According to him, he was also held for ransom, while his mother in Nigeria “went to a couple villages, borrowing money” to save his life.

He told CNN, “I was sold on my way coming here. As I was sold they demanded a ransom. The pusher man that pushed me from Nigeria, I gave him money but he did not pay. So they said since he did not pay that money, they now sold me.
“From a week, they’ll start beating you so that your money will come quickly so I was there for eight months before I could pay my money and I went out”.

Meanwhile a peaceful protest has been held at the entrance of the Libyan Embassy in Germany, to condemn the trafficking events in the North African nation.

The protest which saw thousands from the black community in Berlin match to the embassy building and across the streets of Berlin on a loud protest against the killings and slavery of Nigerians and other black African people in Libya.

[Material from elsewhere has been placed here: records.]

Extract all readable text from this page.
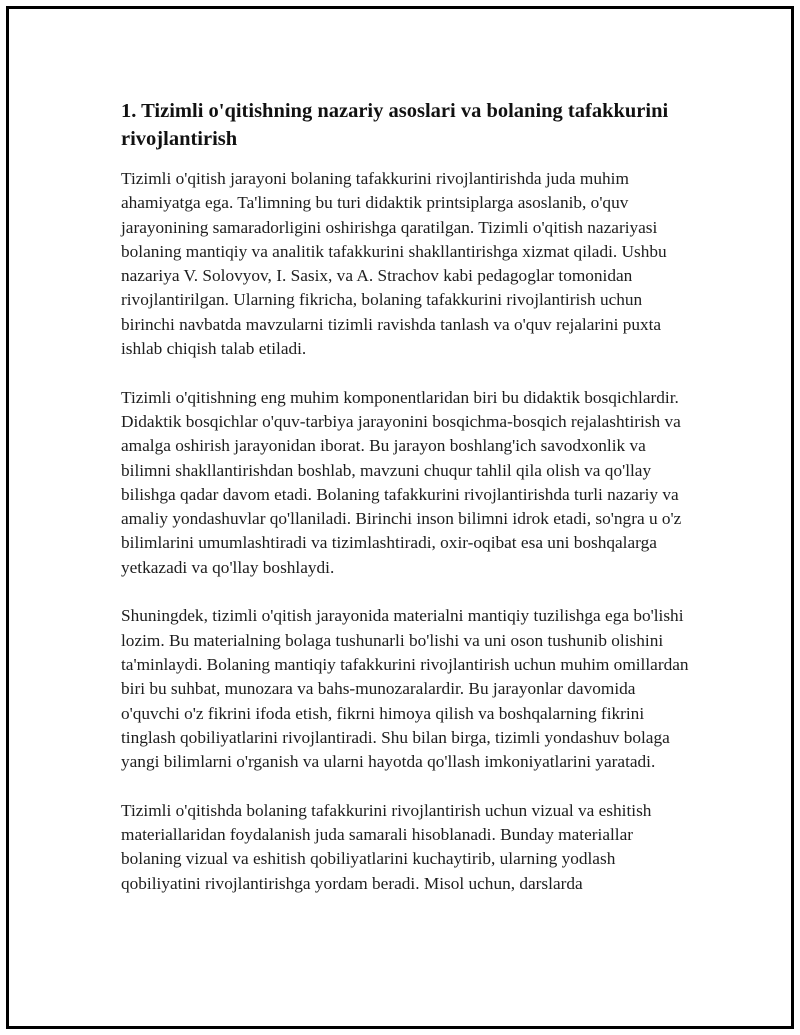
1. Tizimli o'qitishning nazariy asoslari va bolaning tafakkurini rivojlantirish

Tizimli o'qitish jarayoni bolaning tafakkurini rivojlantirishda juda muhim ahamiyatga ega. Ta'limning bu turi didaktik printsiplarga asoslanib, o'quv jarayonining samaradorligini oshirishga qaratilgan. Tizimli o'qitish nazariyasi bolaning mantiqiy va analitik tafakkurini shakllantirishga xizmat qiladi. Ushbu nazariya V. Solovyov, I. Sasix, va A. Strachov kabi pedagoglar tomonidan rivojlantirilgan. Ularning fikricha, bolaning tafakkurini rivojlantirish uchun birinchi navbatda mavzularni tizimli ravishda tanlash va o'quv rejalarini puxta ishlab chiqish talab etiladi.

Tizimli o'qitishning eng muhim komponentlaridan biri bu didaktik bosqichlardir. Didaktik bosqichlar o'quv-tarbiya jarayonini bosqichma-bosqich rejalashtirish va amalga oshirish jarayonidan iborat. Bu jarayon boshlang'ich savodxonlik va bilimni shakllantirishdan boshlab, mavzuni chuqur tahlil qila olish va qo'llay bilishga qadar davom etadi. Bolaning tafakkurini rivojlantirishda turli nazariy va amaliy yondashuvlar qo'llaniladi. Birinchi inson bilimni idrok etadi, so'ngra u o'z bilimlarini umumlashtiradi va tizimlashtiradi, oxir-oqibat esa uni boshqalarga yetkazadi va qo'llay boshlaydi.

Shuningdek, tizimli o'qitish jarayonida materialni mantiqiy tuzilishga ega bo'lishi lozim. Bu materialning bolaga tushunarli bo'lishi va uni oson tushunib olishini ta'minlaydi. Bolaning mantiqiy tafakkurini rivojlantirish uchun muhim omillardan biri bu suhbat, munozara va bahs-munozaralardir. Bu jarayonlar davomida o'quvchi o'z fikrini ifoda etish, fikrni himoya qilish va boshqalarning fikrini tinglash qobiliyatlarini rivojlantiradi. Shu bilan birga, tizimli yondashuv bolaga yangi bilimlarni o'rganish va ularni hayotda qo'llash imkoniyatlarini yaratadi.

Tizimli o'qitishda bolaning tafakkurini rivojlantirish uchun vizual va eshitish materiallaridan foydalanish juda samarali hisoblanadi. Bunday materiallar bolaning vizual va eshitish qobiliyatlarini kuchaytirib, ularning yodlash qobiliyatini rivojlantirishga yordam beradi. Misol uchun, darslarda
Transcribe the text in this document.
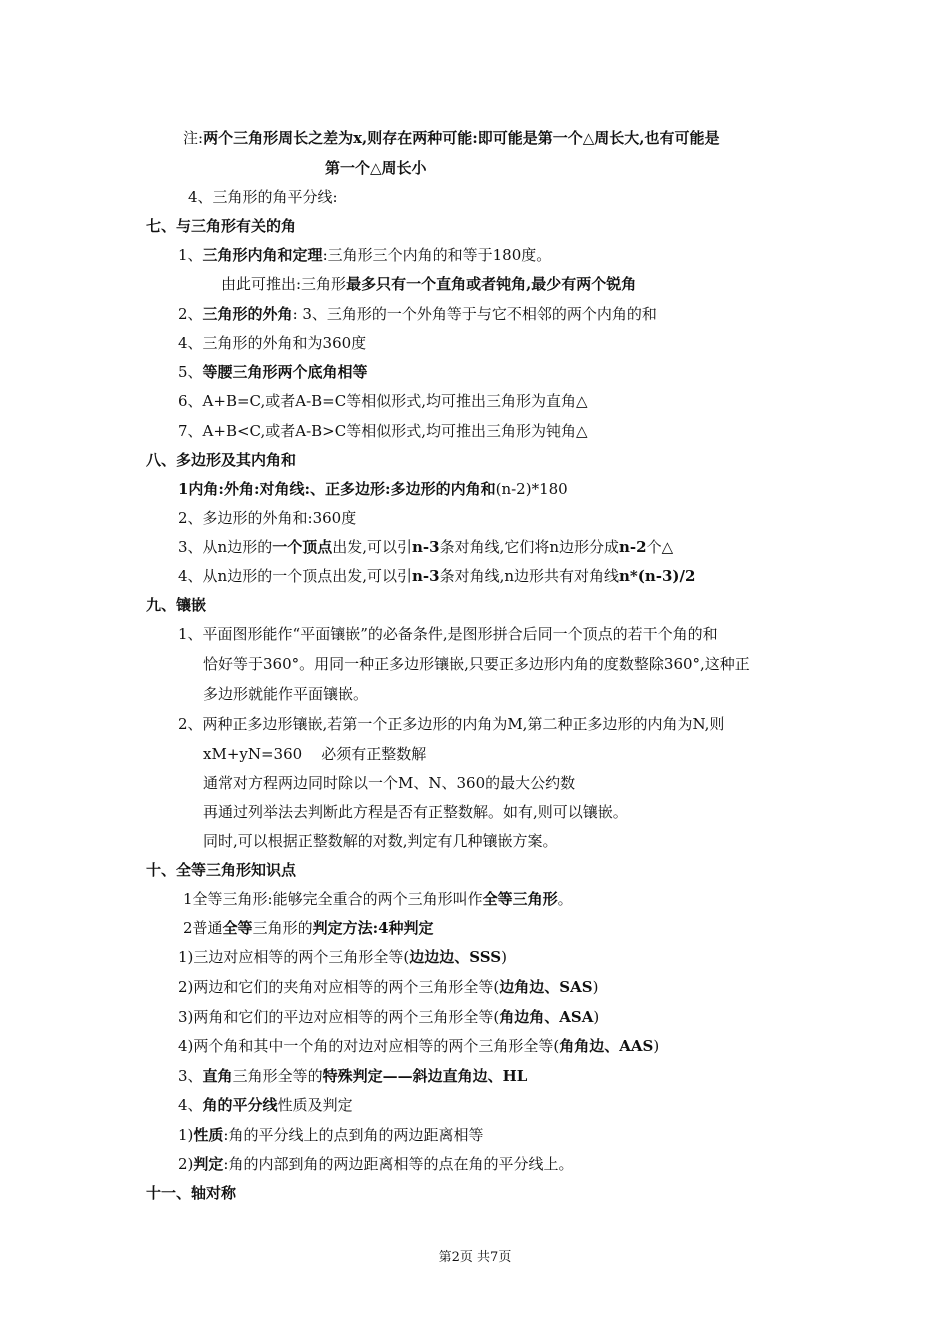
注:两个三角形周长之差为x,则存在两种可能:即可能是第一个△周长大,也有可能是
第一个△周长小
4、三角形的角平分线:
七、与三角形有关的角
1、三角形内角和定理:三角形三个内角的和等于180度。
由此可推出:三角形最多只有一个直角或者钝角,最少有两个锐角
2、三角形的外角: 3、三角形的一个外角等于与它不相邻的两个内角的和
4、三角形的外角和为360度
5、等腰三角形两个底角相等
6、A+B=C,或者A-B=C等相似形式,均可推出三角形为直角△
7、A+B<C,或者A-B>C等相似形式,均可推出三角形为钝角△
八、多边形及其内角和
1内角:外角:对角线:、正多边形:多边形的内角和(n-2)*180
2、多边形的外角和:360度
3、从n边形的一个顶点出发,可以引n-3条对角线,它们将n边形分成n-2个△
4、从n边形的一个顶点出发,可以引n-3条对角线,n边形共有对角线n*(n-3)/2
九、镶嵌
1、平面图形能作“平面镶嵌”的必备条件,是图形拼合后同一个顶点的若干个角的和
恰好等于360°。用同一种正多边形镶嵌,只要正多边形内角的度数整除360°,这种正
多边形就能作平面镶嵌。
2、两种正多边形镶嵌,若第一个正多边形的内角为M,第二种正多边形的内角为N,则
xM+yN=360    必须有正整数解
通常对方程两边同时除以一个M、N、360的最大公约数
再通过列举法去判断此方程是否有正整数解。如有,则可以镶嵌。
同时,可以根据正整数解的对数,判定有几种镶嵌方案。
十、全等三角形知识点
1全等三角形:能够完全重合的两个三角形叫作全等三角形。
2普通全等三角形的判定方法:4种判定
1)三边对应相等的两个三角形全等(边边边、SSS)
2)两边和它们的夹角对应相等的两个三角形全等(边角边、SAS)
3)两角和它们的平边对应相等的两个三角形全等(角边角、ASA)
4)两个角和其中一个角的对边对应相等的两个三角形全等(角角边、AAS)
3、直角三角形全等的特殊判定——斜边直角边、HL
4、角的平分线性质及判定
1)性质:角的平分线上的点到角的两边距离相等
2)判定:角的内部到角的两边距离相等的点在角的平分线上。
十一、轴对称
第2页 共7页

Speaking at the protest, which saw protesters with placards with various inscriptions like “Nigerian Lives Matters”, “Black African Lives Matters”, “No To Slavery”, the Bureau De Commisaire of Citizen Diplomacy Bureau, His Honorary Excellency, Jace Owie, described the auction of blacks in Libya as demonic and an egregious abuse of human rights.
Owie said the events were totally unacceptable and called on world leaders to prevail on the matter.